Er tat ihr den Gefallen, wusste wie wichtig ihr das alles war. Keiner ahnte ja, wie lange das Monster weitermorden würde! Vielleicht konnten sie ein einziges Kind retten!
Doch danach brauchte sie immer ganz viel Liebe und Zärtlichkeit, um nicht durchzudrehen, und die gab er ihr auch bereitwillig. Sie waren nicht so losgelöst wie sonst, aber sie taten sich gut, konnten sich auffangen.
Tim brachte Judith nach Hause. Sie weinte 24 Stunden lang, nie hätte er gedacht, dass ein Mensch so viele Tränen in sich haben könnte.
Schließlich wusste er sich nicht mehr anders zu helfen, als ihr eine Beruhigungstablette zu geben. Aber sie weigerte sich, sie zu schlucken. „Nimmt sie den Schmerz weg?" fragte sie leise.
„Nein! Das kann sie nicht! Das kann nichts!" musste er zugeben. „Und auch die Zeit wird das nicht schaffen! Wir werden mit dem Schmerz leben müssen! Aber wir müssen leben, Judith, denn wir haben noch ein Kind, das uns braucht! Und wir haben uns, und wir brauchen uns auch!"
Judith lächelte ein wenig. Das hatte er schön gesagt! Das waren Worte gewesen, die wirklich trösten konnten.
Das waren die richtigen Worte gewesen!
Und sie ahnte, dass sie leben würden, anders als vor dem Unglück, nein, dem Verbrechen!
Aber sie würden leben, für Sarah, für einander. Sie würden leben, weil sie sich liebten. Sie würden Elias nie vergessen, diesen wunderbaren Jungen, den sie so gut hingekriegt hatten. Aber sie waren es auch ihm schuldig, dass sie weitermachten.
Er war so glücklich gewesen in dieser Familie, er würde immer bei ihnen sein.
Er hatte seine Schwester so geliebt, sie waren es ihm schuldig, dass sie wieder glücklich wurde.
Er hatte auch seine Eltern so geliebt, sie waren es ihm schuldig, dass sie wieder glücklich wurden.

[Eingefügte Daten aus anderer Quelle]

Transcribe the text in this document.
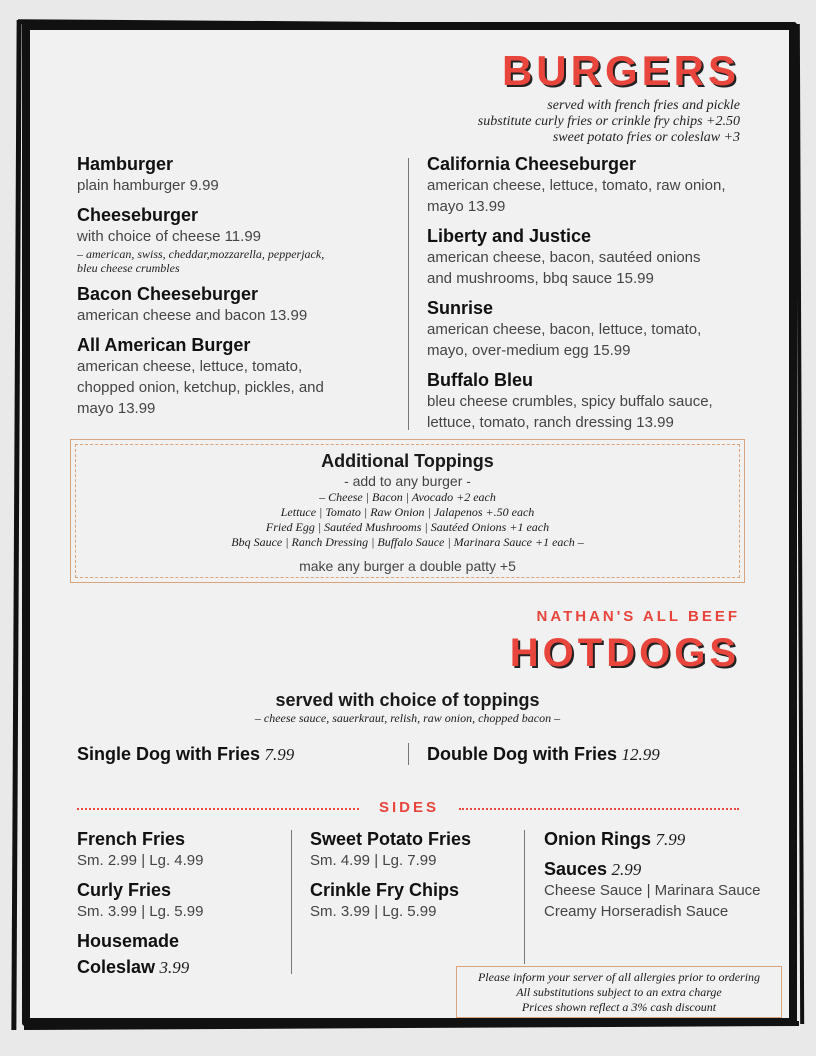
BURGERS
served with french fries and pickle
substitute curly fries or crinkle fry chips +2.50
sweet potato fries or coleslaw +3
Hamburger
plain hamburger 9.99
Cheeseburger
with choice of cheese 11.99
– american, swiss, cheddar,mozzarella, pepperjack, bleu cheese crumbles
Bacon Cheeseburger
american cheese and bacon 13.99
All American Burger
american cheese, lettuce, tomato, chopped onion, ketchup, pickles, and mayo 13.99
California Cheeseburger
american cheese, lettuce, tomato, raw onion, mayo 13.99
Liberty and Justice
american cheese, bacon, sautéed onions and mushrooms, bbq sauce 15.99
Sunrise
american cheese, bacon, lettuce, tomato, mayo, over-medium egg 15.99
Buffalo Bleu
bleu cheese crumbles, spicy buffalo sauce, lettuce, tomato, ranch dressing 13.99
Additional Toppings
- add to any burger -
– Cheese | Bacon | Avocado +2 each
Lettuce | Tomato | Raw Onion | Jalapenos +.50 each
Fried Egg | Sautéed Mushrooms | Sautéed Onions +1 each
Bbq Sauce | Ranch Dressing | Buffalo Sauce | Marinara Sauce +1 each –
make any burger a double patty +5
NATHAN'S ALL BEEF
HOTDOGS
served with choice of toppings
– cheese sauce, sauerkraut, relish, raw onion, chopped bacon –
Single Dog with Fries 7.99	Double Dog with Fries 12.99
SIDES
French Fries
Sm. 2.99 | Lg. 4.99
Curly Fries
Sm. 3.99 | Lg. 5.99
Housemade
Coleslaw 3.99
Sweet Potato Fries
Sm. 4.99 | Lg. 7.99
Crinkle Fry Chips
Sm. 3.99 | Lg. 5.99
Onion Rings 7.99
Sauces 2.99
Cheese Sauce | Marinara Sauce
Creamy Horseradish Sauce
Please inform your server of all allergies prior to ordering
All substitutions subject to an extra charge
Prices shown reflect a 3% cash discount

Er würde sie von oben kontrollieren, und er würde seine kleine Nase rümpfen, wenn sie etwas falsch machten, wie er sie immer gerümpft hatte, wenn ihm etwas nicht gepasst hatte.
„Leg dich zu mir!" bat sie Tim. Er nahm sie fest in die Arme, und sie erzählte ihm ihre Gedanken.
Jetzt konnte er lächeln, denn sie hatte die richtigen Worte gefunden, die Worte, die trösten konnten!
Sie begruben ihren Sohn, und sie brachen nicht zusammen. Sie hatten sich und ihm ein Versprechen gegeben. Außerdem lag da im Sarg nur seine Hülle. Seine Seele lächelte ihnen von der Wolke aus zu, die genau über dem Grab stand.
Zehn Jahre lang hatten sie seine Eltern sein dürfen. Jahrzehnte zu wenig, aber zehn Jahre mehr, als wenn es ihn nicht gegeben hätte.